Effectiveness and Impact

When widely deployed by Internet Service Providers and enterprise operators, the filtering model reduces the feasibility of spoofed-source amplification attacks that leverage services implicated in past incidents such as DNS amplification and SNMP amplification vectors. Measured declines in attack volumetrics have been reported in situational analyses by bodies like ENISA, NTIA, and academic studies from institutions such as MIT CSAIL and UC Berkeley’s networking groups.
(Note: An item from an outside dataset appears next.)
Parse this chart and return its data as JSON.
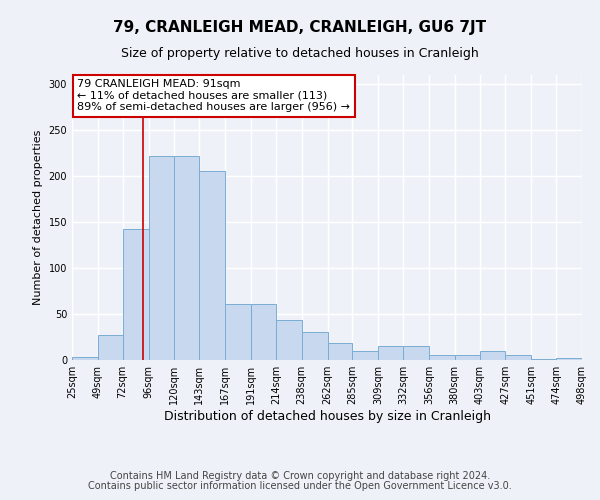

Community initiatives including MANRS and monitoring projects by Team Cymru and Shadowserver Foundation correlate adoption with reductions in usable spoofed address space and fewer successful hijacks observed by regional Internet registries and large content providers like Google, Facebook, and Cloudflare.

Challenges and Limitations

Practical limitations include legacy infrastructure in networks operated by entities such as small regional providers, contention over implementation cost for equipment from vendors like Huawei Technologies and ZTE Corporation, and policy hurdles involving cross-border coordination among stakeholders such as national regulators and multinational carriers. Operational constraints arise when asymmetric routing or complex multi-homed architectures used by enterprises and content networks like Netflix and Akamai make strict filtering difficult without sophisticated route and customer topology knowledge. Additionally, measurement and attribution complications persist, as exemplified in analyses by Symantec, Kaspersky Lab, and academic teams, complicating incentives for universal adoption.

BCP 38 complements and follows earlier and subsequent documents such as RFCs produced by the Internet Engineering Task Force including RFC 2827 and RFC 3704 and relates to initiatives like MANRS and efforts by the Internet Society to improve routing security. Its lineage intersects with routing security standards including Resource Public Key Infrastructure and the development work promoted at gatherings of IETF Routing Area and organizational stewardship by groups such as IAB and IANA. Historical context ties BCP 38 to operational responses after high-profile incidents investigated by entities like CERT Coordination Center and policy dialogues in venues such as Gartner summits and workshops hosted by US-CERT and European bodies.